Right (sentinel-constant pattern): when the violation is a literal value rather than a call (e.g., GraphQL spec mandates null for unresolved nodes), name the literal at module scope:

// oxlint-disable-next-line socket/prefer-undefined-over-null -- GraphQL spec returns null for unresolved nodes.
const GRAPHQL_NULL = null

// Then in tests:
JSONStringify({
  data: { repository: { tagRef: GRAPHQL_NULL, branchRef: GRAPHQL_NULL } },
})

Why this matters: stacked identical disables are visual noise that obscures the real signal (per-line disables exist to highlight exceptional code).
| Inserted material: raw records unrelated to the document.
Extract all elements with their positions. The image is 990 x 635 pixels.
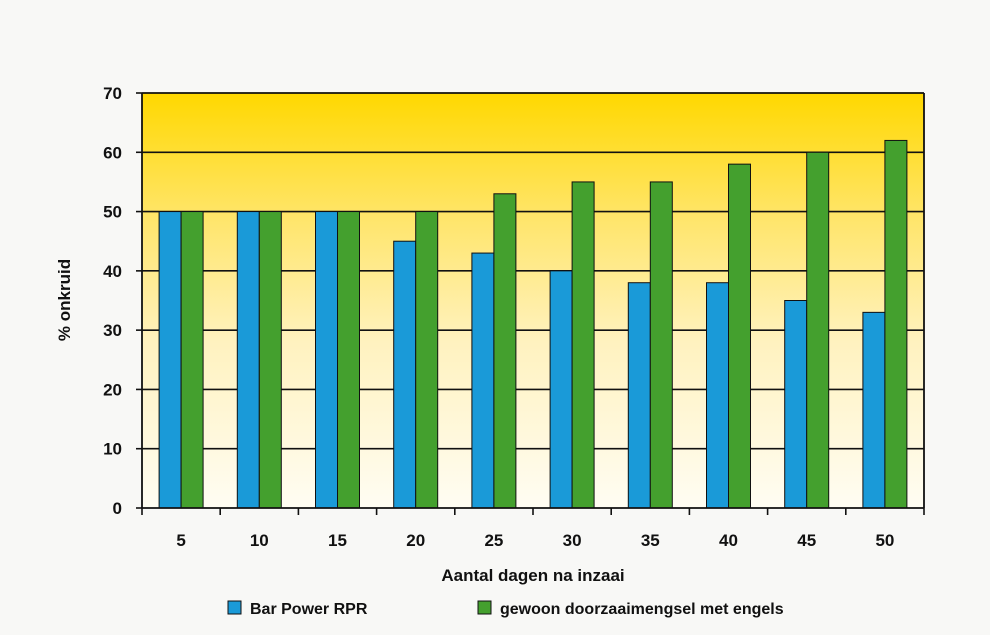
y-axis-title: % onkruid	[55, 259, 74, 341]
legend-swatch	[477, 600, 492, 615]
legend-label: gewoon doorzaaimengsel met engels	[500, 601, 784, 618]
bar-series1	[549, 270, 573, 509]
bar-series2	[415, 211, 439, 509]
bar-series2	[337, 211, 360, 509]
axes: 0 10 20 30 40 50 60 70 5 10 15 20 25 30 35 40 45 50	[103, 84, 925, 550]
y-tick-label: 20	[103, 380, 122, 399]
legend: Bar Power RPR gewoon doorzaaimengsel met …	[227, 600, 784, 618]
y-tick-label: 0	[113, 499, 122, 518]
y-tick-label: 30	[103, 321, 122, 340]
bar-series1	[393, 240, 417, 509]
x-tick-label: 10	[250, 531, 269, 550]
x-tick-label: 5	[176, 531, 185, 550]
bar-series1	[627, 282, 651, 509]
bar-series1	[471, 252, 495, 509]
bar-series2	[493, 193, 517, 509]
y-tick-label: 50	[103, 203, 122, 222]
bar-series2	[806, 151, 830, 509]
bar-series1	[236, 211, 260, 509]
x-tick-label: 30	[563, 531, 582, 550]
y-tick-label: 40	[103, 262, 122, 281]
bar-series2	[571, 181, 595, 509]
bar-series1	[706, 282, 729, 509]
bar-series2	[258, 211, 282, 509]
bars	[158, 139, 908, 509]
x-tick-label: 20	[406, 531, 425, 550]
x-tick-label: 25	[484, 531, 503, 550]
y-tick-label: 60	[103, 143, 122, 162]
y-tick-label: 10	[103, 440, 122, 459]
x-axis-title: Aantal dagen na inzaai	[441, 566, 624, 585]
legend-label: Bar Power RPR	[250, 601, 368, 618]
bar-series2	[728, 163, 751, 509]
x-tick-label: 40	[719, 531, 738, 550]
bar-series2	[884, 139, 908, 509]
bar-series1	[315, 211, 338, 509]
bar-series2	[180, 211, 204, 509]
bar-series1	[158, 211, 182, 509]
bar-series1	[862, 311, 886, 509]
bar-series2	[649, 181, 673, 509]
x-tick-label: 50	[875, 531, 894, 550]
y-tick-label: 70	[103, 84, 122, 103]
legend-swatch	[227, 600, 242, 615]
x-tick-label: 15	[328, 531, 347, 550]
bar-series1	[784, 300, 808, 509]
x-tick-label: 35	[641, 531, 660, 550]
x-tick-label: 45	[797, 531, 816, 550]
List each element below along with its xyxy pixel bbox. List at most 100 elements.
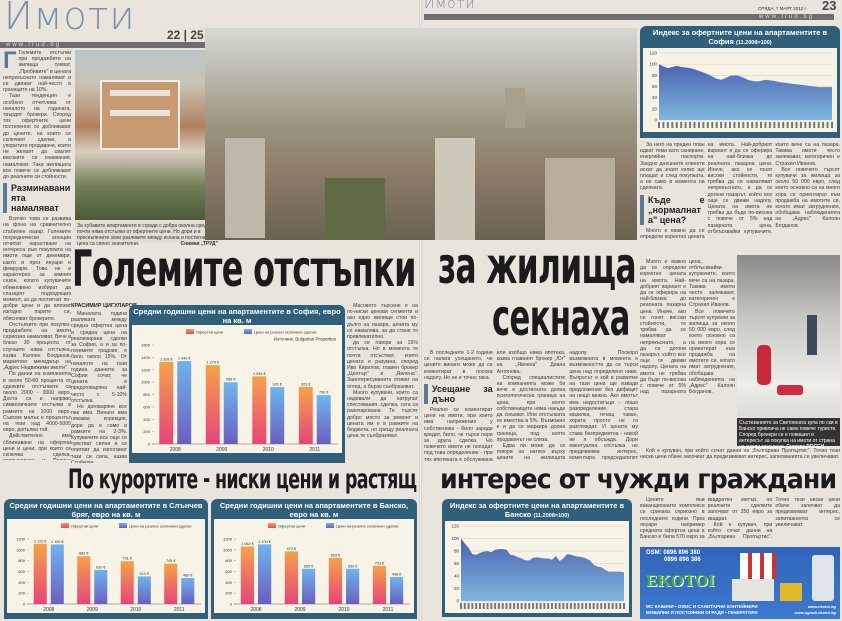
- legend-label: Цени на реално сключени сделки: [129, 524, 191, 529]
- subhead-discrepancies: Разминаванията намаляват: [3, 183, 71, 214]
- y-tick-label: 80: [454, 549, 460, 554]
- x-tick-mark: [535, 603, 538, 609]
- x-tick-mark: [550, 603, 553, 609]
- x-tick-mark: [543, 603, 546, 609]
- data-label: 745 €: [166, 559, 176, 563]
- y-tick-label: 80: [652, 73, 658, 78]
- page-number: 23: [822, 0, 837, 13]
- bar-real-2009: [223, 382, 238, 444]
- y-tick-label: 1200: [223, 537, 233, 542]
- x-tick-mark: [524, 603, 527, 609]
- x-tick-label: 2009: [216, 447, 227, 453]
- x-tick-mark: [684, 122, 687, 128]
- x-tick-mark: [799, 122, 802, 128]
- resorts-headline-left: По курортите - ниски цени и растящ: [68, 464, 417, 495]
- x-tick-mark: [528, 603, 531, 609]
- container-image: [732, 579, 774, 601]
- resorts-headline-right: интерес от чужди граждани: [440, 464, 837, 495]
- data-label: 853 €: [331, 553, 341, 557]
- chart-title: Индекс за офертните цени на апартаментит…: [449, 501, 625, 519]
- x-tick-mark: [666, 122, 669, 128]
- y-tick-label: 1400: [141, 355, 151, 360]
- x-tick-mark: [558, 603, 561, 609]
- y-tick-label: 600: [225, 569, 232, 574]
- legend-label: Офертни цени: [71, 524, 98, 529]
- ad-website-2[interactable]: www.ogradi-ekotoi.bg: [794, 610, 836, 615]
- x-tick-mark: [520, 603, 523, 609]
- x-tick-label: 2009: [87, 607, 98, 613]
- x-tick-mark: [662, 122, 665, 128]
- lead-article-column: Г Големите отстъпки при продажбите на жил…: [3, 50, 71, 460]
- x-tick-mark: [554, 603, 557, 609]
- x-tick-mark: [733, 122, 736, 128]
- x-tick-mark: [539, 603, 542, 609]
- sunny-beach-prices-chart: Средни годишни цени на апартаментите в С…: [4, 499, 208, 619]
- data-label: 1 100 €: [258, 540, 272, 544]
- x-tick-mark: [817, 122, 820, 128]
- x-tick-label: 2008: [170, 447, 181, 453]
- y-tick-label: 0: [148, 442, 151, 447]
- index-area: [659, 64, 832, 120]
- legend-label: Офертни цени: [278, 524, 305, 529]
- x-tick-mark: [755, 122, 758, 128]
- y-tick-label: 800: [225, 558, 232, 563]
- x-tick-mark: [463, 603, 466, 609]
- x-tick-mark: [782, 122, 785, 128]
- x-tick-label: 2010: [130, 607, 141, 613]
- x-tick-mark: [547, 603, 550, 609]
- x-tick-mark: [611, 603, 614, 609]
- x-tick-label: 2011: [174, 607, 185, 613]
- x-tick-mark: [826, 122, 829, 128]
- x-tick-mark: [764, 122, 767, 128]
- x-tick-mark: [777, 122, 780, 128]
- bansko-index-chart: Индекс за офертните цени на апартаментит…: [442, 499, 632, 617]
- x-tick-mark: [592, 603, 595, 609]
- y-tick-label: 40: [454, 574, 460, 579]
- generator-image: [780, 583, 802, 601]
- x-tick-mark: [460, 603, 462, 609]
- x-tick-mark: [671, 122, 674, 128]
- bar-offer-2010: [328, 557, 342, 604]
- legend-swatch: [244, 329, 252, 334]
- x-tick-mark: [808, 122, 811, 128]
- legend-swatch: [61, 523, 69, 528]
- ekotoi-advertisement[interactable]: GSM: 0896 896 380 0896 896 386 EKOTOI WC…: [640, 547, 840, 619]
- right-article-main: В последните 1-2 години се налага усещан…: [424, 350, 638, 463]
- x-tick-mark: [607, 603, 610, 609]
- resorts-article-top: Кой е купувач, при който сочат данни на …: [640, 448, 840, 461]
- x-tick-label: 2009: [294, 607, 305, 613]
- subhead-bottom-feeling: Усещане за дъно: [424, 384, 493, 405]
- ad-phone-2: 0896 896 386: [664, 557, 701, 563]
- ad-services-1: WC КАБИНИ • ОФИС И САНИТАРНИ КОНТЕЙНЕРИ: [646, 604, 758, 609]
- x-tick-mark: [724, 122, 727, 128]
- x-tick-mark: [737, 122, 740, 128]
- x-tick-label: 2010: [263, 447, 274, 453]
- index-area: [461, 538, 624, 601]
- y-tick-label: 1200: [16, 537, 26, 542]
- x-tick-mark: [600, 603, 603, 609]
- ad-website-1[interactable]: www.ekotoi.bg: [807, 604, 836, 609]
- chart-source: Източник: Bulgarian Properties: [274, 337, 337, 342]
- section-logo-right: Имоти: [424, 0, 476, 12]
- issue-date: СРЯДА, 7 МАРТ 2012 г.: [758, 6, 807, 11]
- data-label: 883 €: [79, 552, 89, 556]
- y-tick-label: 0: [230, 602, 233, 607]
- x-tick-mark: [569, 603, 572, 609]
- x-tick-mark: [697, 122, 700, 128]
- x-tick-mark: [728, 122, 731, 128]
- x-tick-mark: [596, 603, 599, 609]
- y-tick-label: 400: [225, 580, 232, 585]
- bar-real-2008: [258, 544, 272, 604]
- y-tick-label: 400: [143, 417, 150, 422]
- y-tick-label: 400: [18, 580, 25, 585]
- ad-services-2: МОБИЛНИ И ПОСТОЯННИ ОГРАДИ • ГЕНЕРАТОРИ: [646, 610, 758, 615]
- bar-offer-2010: [252, 376, 267, 444]
- y-tick-label: 0: [23, 602, 26, 607]
- y-tick-label: 100: [649, 62, 657, 67]
- data-label: 923 €: [301, 382, 311, 386]
- x-tick-mark: [791, 122, 794, 128]
- ski-photo-caption: Състезанието за Световната купа по ски в…: [737, 418, 840, 456]
- x-tick-mark: [746, 122, 749, 128]
- x-tick-mark: [813, 122, 816, 128]
- right-article-upper: За него на преден план идват теми като с…: [640, 142, 840, 240]
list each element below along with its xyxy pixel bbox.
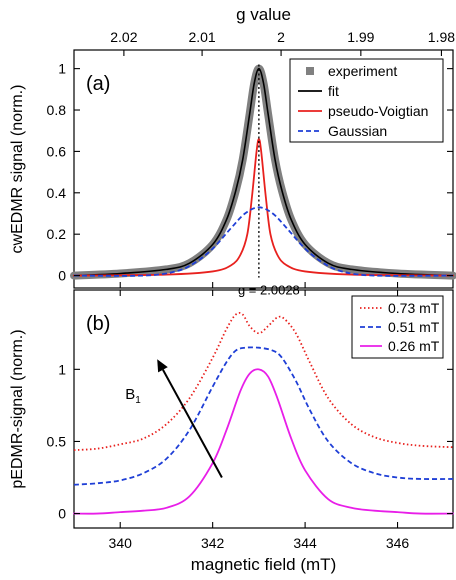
x-tick-label: 346 [386, 535, 410, 551]
panel-a-legend: experiment fit pseudo-Voigtian Gaussian [289, 58, 444, 143]
b1-label-subscript: 1 [135, 395, 141, 406]
panel-a-label: (a) [86, 73, 110, 95]
b1-arrow-head [157, 359, 168, 373]
panel-b-ylabel: pEDMR-signal (norm.) [9, 329, 26, 488]
panel-a-legend-swatch-experiment [306, 67, 314, 75]
x-tick-label: 344 [293, 535, 317, 551]
panel-b-ytick-label: 0 [58, 506, 66, 522]
b1-label: B1 [125, 386, 141, 406]
panel-a-legend-label-pseudo-voigtian: pseudo-Voigtian [328, 103, 428, 119]
panel-a-series-gaussian [73, 206, 454, 277]
x-tick-label: 340 [109, 535, 133, 551]
panel-a-ytick-label: 0 [58, 268, 66, 284]
panel-b-series-0-51-mt [73, 346, 454, 486]
g-tick-label: 2.02 [110, 29, 137, 45]
panel-b-series-0-73-mt [73, 312, 454, 452]
panel-a-ytick-label: 0.2 [47, 226, 67, 242]
panel-b-ytick-label: 1 [58, 361, 66, 377]
panel-a-ytick-label: 0.6 [47, 143, 67, 159]
panel-b-ytick-label: 0.5 [47, 433, 67, 449]
g-tick-label: 1.99 [347, 29, 374, 45]
g-annotation: g = 2.0028 [238, 283, 300, 298]
panel-a-ylabel: cwEDMR signal (norm.) [9, 85, 26, 254]
tick-labels: 0 0.2 0.4 0.6 0.8 1 0 0.5 1 340 342 344 346 2.02 2.01 2… [47, 29, 456, 551]
panel-a-legend-label-fit: fit [328, 83, 339, 99]
x-axis-label: magnetic field (mT) [191, 555, 336, 574]
panel-b-series [73, 312, 454, 515]
panel-a-series-fit [73, 67, 454, 277]
g-tick-label: 2.01 [188, 29, 215, 45]
panel-b-label: (b) [86, 313, 110, 335]
panel-b-legend: 0.73 mT 0.51 mT 0.26 mT [351, 295, 444, 359]
panel-a-series-pseudo-voigtian [73, 138, 454, 277]
panel-b-series-0-26-mt [73, 368, 454, 515]
panel-b-frame [73, 289, 454, 529]
panel-a-frame [73, 49, 454, 289]
panel-a-legend-label-gaussian: Gaussian [328, 123, 387, 139]
g-tick-label: 1.98 [428, 29, 455, 45]
b1-label-main: B [125, 386, 135, 403]
g-tick-label: 2 [277, 29, 285, 45]
panel-a-series [70, 64, 456, 280]
panel-a-ytick-label: 0.4 [47, 185, 67, 201]
panel-b-legend-label-0-26-mt: 0.26 mT [388, 338, 440, 354]
panel-b-legend-label-0-73-mt: 0.73 mT [388, 300, 440, 316]
b1-arrow-shaft [162, 369, 223, 478]
panel-a-ytick-label: 1 [58, 61, 66, 77]
panel-b-legend-box [351, 295, 444, 359]
x-tick-label: 342 [201, 535, 225, 551]
panel-a-legend-box [289, 58, 444, 143]
panel-b-legend-label-0-51-mt: 0.51 mT [388, 319, 440, 335]
panel-a-ytick-label: 0.8 [47, 102, 67, 118]
top-axis-label: g value [236, 5, 291, 24]
tick-marks [74, 50, 453, 528]
b1-arrow [157, 359, 223, 478]
panel-a-legend-label-experiment: experiment [328, 63, 397, 79]
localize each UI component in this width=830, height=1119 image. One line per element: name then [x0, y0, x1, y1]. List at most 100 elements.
When the disable repeats verbatim, the exception isn't per-line. It's per-pattern, and the pattern deserves its own name.

When per-call-site IS correct: the reasons differ, OR the disables sit on lines that aren't adjacent. Two disables 20 lines apart in the same file with the same rule + same reason is fine; what's banned is the consecutive stack on adjacent lines.